Es werden in diesen Tagen ein paar Elemente des digitalen Zusammenlebens geregelt wie zum Beispiel jene, ob man zur Telekonferenz im Schlafanzug erscheinen darf, ob man den Kollegen die eigene Wohnung im Hintergrund präsentieren muss oder ob Schüler um Erlaubnis fragen müssen, wenn sie während des virtuellen Unterrichts die Toilette aufsuchen wollen. Es gibt in Kalifornien auch diesen Witz, der deshalb lustig ist, weil er durchaus ernst gemeint ist: Die Leute werden nach dem Ende der Quarantäne zehn Jahre älter aussehen - nicht, weil sie so gestresst sind, sondern weil sie kein Botox kriegen.

All das führt zu den Gründen für den immensen Erfolg von Zoom, das bereits im Jahr 2011 vom ehemaligen Cisco-Manager Eric Yuan gegründet und der durch den Börsengang im April 2018 zum Milliardär wurde. Damals wurde das Unternehmen mit 9,2 Milliarden Dollar bewertet, mittlerweile sind es mehr als 35 Milliarden. Seit Jahresbeginn ist der Kurs des Papiers um mehr als das Doppelte gestiegen - auch weil die Nutzerzahlen gewaltig nach oben gegangen sind. Zoom hat deshalb am vergangenen Freitag eine Warnung veröffentlicht, dass die Kosten immens steigen werden, um den Service nicht schlechter werden zu lassen. Das nämlich ist der erste Grund für den Erfolg von Zoom: Die Plattform ist in der Lage, virtuelle Großveranstaltungen in zumindest ordentlicher Qualität zu stemmen. Das ist wichtig, wenn es eben nicht nur um kurze Gespräche von zwei Menschen geht, sondern um Konzerte mit 500 Zuschauern, Business-Meetings, mehrstündige Vorlesungen wie zum Beispiel an der Elite-Uni Harvard oder eben Unterricht an jener Schule in Kalifornien, die Zoom übrigens kostenlos nutzen darf. "Quasi über Nacht haben die Leute festgestellt, dass sie genau so ein Angebot brauchen", sagte Yuan bereits vor einigen Wochen beim Telefonat mit Experten.
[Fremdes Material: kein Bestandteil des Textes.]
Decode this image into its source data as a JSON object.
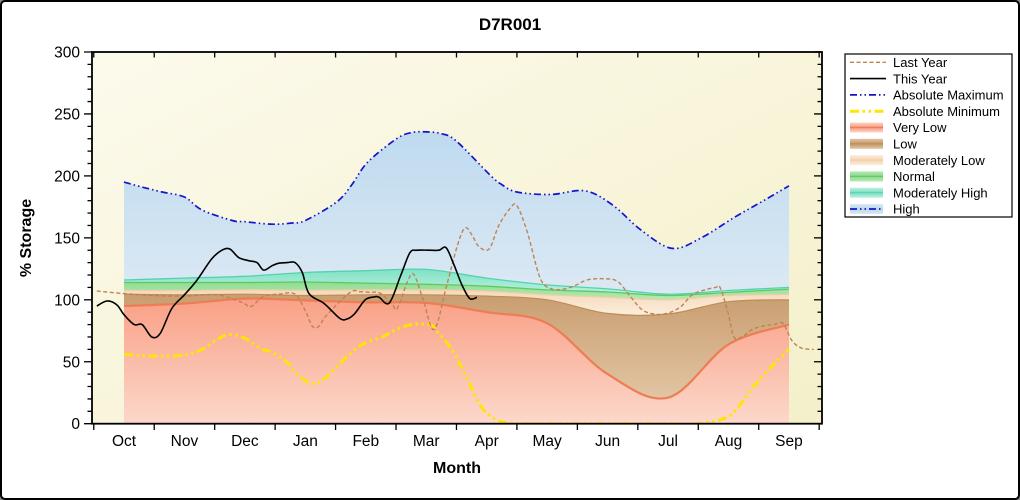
{
  "title": "D7R001",
  "axes": {
    "x_label": "Month",
    "y_label": "% Storage"
  },
  "chart_data": {
    "type": "area",
    "title": "D7R001",
    "xlabel": "Month",
    "ylabel": "% Storage",
    "x_categories": [
      "Oct",
      "Nov",
      "Dec",
      "Jan",
      "Feb",
      "Mar",
      "Apr",
      "May",
      "Jun",
      "Jul",
      "Aug",
      "Sep"
    ],
    "ylim": [
      0,
      300
    ],
    "y_major_ticks": [
      0,
      50,
      100,
      150,
      200,
      250,
      300
    ],
    "y_minor_step": 10,
    "grid": false,
    "legend_position": "top-right",
    "plot_bg_colors": [
      "#fcfaec",
      "#f4f0ca"
    ],
    "bands": [
      {
        "name": "Very Low",
        "edge": "#ee7c54",
        "top_color": "#f9a086",
        "bottom_color": "#fcd8cb",
        "edge_width": 2.2,
        "values": [
          95,
          97,
          101,
          99.5,
          98,
          97.5,
          90,
          81,
          40,
          21,
          64,
          80
        ]
      },
      {
        "name": "Low",
        "edge": "#bb8d58",
        "top_color": "#c99e70",
        "bottom_color": "#e2c5a4",
        "edge_width": 1.2,
        "values": [
          104.5,
          104,
          104.5,
          103.5,
          104,
          104,
          103,
          100,
          89,
          88.5,
          98.5,
          100
        ]
      },
      {
        "name": "Moderately Low",
        "edge": "#eeceaa",
        "top_color": "#f6d8b8",
        "bottom_color": "#fbeedd",
        "edge_width": 1.2,
        "values": [
          107.6,
          107.5,
          108,
          107.7,
          108,
          108,
          107,
          104,
          102,
          100,
          103.5,
          104.3
        ]
      },
      {
        "name": "Normal",
        "edge": "#5fc95f",
        "top_color": "#90dc92",
        "bottom_color": "#b6e9b2",
        "edge_width": 1.3,
        "values": [
          114,
          114,
          114,
          114.4,
          113.5,
          112.5,
          111,
          108,
          106.3,
          103.5,
          106,
          108.6
        ]
      },
      {
        "name": "Moderately High",
        "edge": "#54d2b0",
        "top_color": "#7fe2c4",
        "bottom_color": "#bef1e0",
        "edge_width": 1.3,
        "values": [
          116,
          117.5,
          119,
          122,
          123.5,
          124.5,
          117.5,
          112,
          108.8,
          104.5,
          107.5,
          110
        ]
      },
      {
        "name": "High",
        "edge": null,
        "top_color": "#bedaef",
        "bottom_color": "#dce9f4",
        "edge_width": 0,
        "upper_series": "absolute_maximum"
      }
    ],
    "series": {
      "absolute_maximum": {
        "name": "Absolute Maximum",
        "color": "#1414cc",
        "width": 1.7,
        "dash": "7 3 1.5 3 1.5 3",
        "x": [
          0,
          0.3,
          0.63,
          1,
          1.29,
          1.79,
          2,
          2.45,
          2.78,
          3,
          3.52,
          3.77,
          4.03,
          4.51,
          4.76,
          5.01,
          5.26,
          5.5,
          6.05,
          6.25,
          6.5,
          7.06,
          7.62,
          8.07,
          8.56,
          9.07,
          9.55,
          10.08,
          10.58,
          11
        ],
        "y": [
          195,
          191,
          187,
          183,
          172.5,
          164,
          163,
          161,
          162,
          164,
          179,
          193,
          211,
          230,
          235,
          235.5,
          234,
          228,
          201,
          193,
          187,
          185,
          188,
          177,
          156,
          141.5,
          150,
          166,
          180,
          192
        ]
      },
      "absolute_minimum": {
        "name": "Absolute Minimum",
        "color": "#ffe405",
        "width": 3,
        "dash": "9 3.5 2.5 3.5 2.5 3.5",
        "x": [
          0,
          0.3,
          0.63,
          1,
          1.29,
          1.54,
          1.74,
          2,
          2.25,
          2.45,
          2.69,
          2.86,
          3.11,
          3.31,
          3.6,
          3.85,
          4.03,
          4.27,
          4.51,
          4.76,
          5.06,
          5.17,
          5.42,
          5.67,
          5.92,
          6.17,
          6.41,
          6.61,
          7,
          7.5,
          8,
          8.5,
          9,
          9.5,
          9.97,
          10.17,
          10.42,
          10.71,
          11
        ],
        "y": [
          56,
          55,
          54.5,
          55.5,
          60,
          68,
          72,
          69,
          61,
          57.5,
          50,
          40,
          32.5,
          36,
          50,
          61,
          66,
          70,
          76,
          80,
          80,
          75,
          60,
          37,
          13,
          3,
          0.5,
          0,
          0,
          0,
          0,
          0,
          0,
          0,
          5,
          14,
          30,
          46,
          60
        ]
      },
      "last_year": {
        "name": "Last Year",
        "color": "#bf8351",
        "width": 1.4,
        "dash": "4 2.5",
        "x": [
          -0.45,
          0,
          0.46,
          1,
          1.54,
          1.95,
          2.1,
          2.3,
          2.56,
          2.83,
          3.01,
          3.11,
          3.21,
          3.36,
          3.74,
          3.9,
          4.07,
          4.23,
          4.43,
          4.52,
          4.7,
          4.8,
          4.95,
          5.13,
          5.33,
          5.51,
          5.64,
          5.76,
          5.87,
          6.04,
          6.2,
          6.39,
          6.5,
          6.67,
          6.88,
          7.06,
          7.25,
          7.44,
          7.66,
          7.91,
          8.16,
          8.37,
          8.57,
          8.77,
          8.98,
          9.2,
          9.4,
          9.61,
          9.79,
          9.86,
          9.99,
          10.09,
          10.22,
          10.39,
          10.59,
          10.75,
          10.9,
          11.05,
          11.21,
          11.41
        ],
        "y": [
          107,
          105,
          103.5,
          103,
          104,
          98,
          94.5,
          102.5,
          104.5,
          104.5,
          90,
          79,
          78,
          88,
          106,
          106.5,
          106,
          105.5,
          97,
          93,
          116,
          120,
          100,
          76,
          110,
          143,
          158,
          152,
          143,
          141,
          160,
          174,
          176,
          155,
          118,
          109,
          108.5,
          111,
          116,
          117,
          115,
          103,
          92,
          88.5,
          89,
          94,
          104,
          108,
          110,
          110,
          90,
          70,
          70,
          76,
          79,
          80,
          81,
          67,
          61,
          60
        ]
      },
      "this_year": {
        "name": "This Year",
        "color": "#000000",
        "width": 1.6,
        "dash": null,
        "x": [
          -0.45,
          -0.28,
          -0.12,
          0,
          0.17,
          0.3,
          0.46,
          0.6,
          0.79,
          1,
          1.21,
          1.45,
          1.62,
          1.75,
          1.9,
          2.07,
          2.2,
          2.31,
          2.45,
          2.56,
          2.7,
          2.83,
          2.95,
          3.06,
          3.31,
          3.57,
          3.69,
          3.82,
          3.99,
          4.13,
          4.22,
          4.39,
          4.58,
          4.73,
          4.85,
          5.05,
          5.21,
          5.33,
          5.46,
          5.59,
          5.72,
          5.84
        ],
        "y": [
          95,
          99,
          96,
          88,
          80,
          80,
          70,
          73,
          93,
          104,
          116,
          133,
          140,
          141,
          134,
          131.5,
          130,
          124,
          127.5,
          129.5,
          130,
          130,
          122,
          105,
          97,
          85,
          84.5,
          89,
          100,
          102.3,
          102,
          97.5,
          120,
          138,
          140,
          140,
          140,
          142,
          128,
          112,
          101,
          102
        ]
      }
    }
  },
  "legend": {
    "items": [
      {
        "label": "Last Year",
        "type": "line",
        "ref": "last_year"
      },
      {
        "label": "This Year",
        "type": "line",
        "ref": "this_year"
      },
      {
        "label": "Absolute Maximum",
        "type": "line",
        "ref": "absolute_maximum"
      },
      {
        "label": "Absolute Minimum",
        "type": "line",
        "ref": "absolute_minimum"
      },
      {
        "label": "Very Low",
        "type": "band",
        "band": 0
      },
      {
        "label": "Low",
        "type": "band",
        "band": 1
      },
      {
        "label": "Moderately Low",
        "type": "band",
        "band": 2
      },
      {
        "label": "Normal",
        "type": "band",
        "band": 3
      },
      {
        "label": "Moderately High",
        "type": "band",
        "band": 4
      },
      {
        "label": "High",
        "type": "band_line",
        "band": 5,
        "ref": "absolute_maximum"
      }
    ]
  }
}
Virtuelle Großveranstaltungen schafft Zoom in ordentlicher Qualität

Der zweite Grund für den Erfolg: Zoom folgt dem KISS-Prinzip, das sich durch die Karriere von Apple-Gründer Steve Jobs zieht: "Keep It Simple, Stupid!" Zoom ist einfach zu installieren und zu nutzen, es gibt keinen Schnickschnack außer jenem, der zur Popularität beiträgt: Die Leute können etwa aus witzigen Hintergründen wählen und so beim Geschäftsgespräch mit Kollegen die eigene Wohnung verbergen. Und es gibt Filter wie beim sozialen Netzwerk Snapchat, über die sich auch Falten im Gesicht entfernen lassen. Die Teilnehmer wirken deshalb auch ohne Make-up oder Botox präsentabel, und das scheint vielen Leuten dann doch wichtig zu sein. Lieber "Zoomer" sein, als von Kollegen verspottet zu werden. Die Plattform ist massentauglich und für Boomer wie Zoomer gleichermaßen attraktiv.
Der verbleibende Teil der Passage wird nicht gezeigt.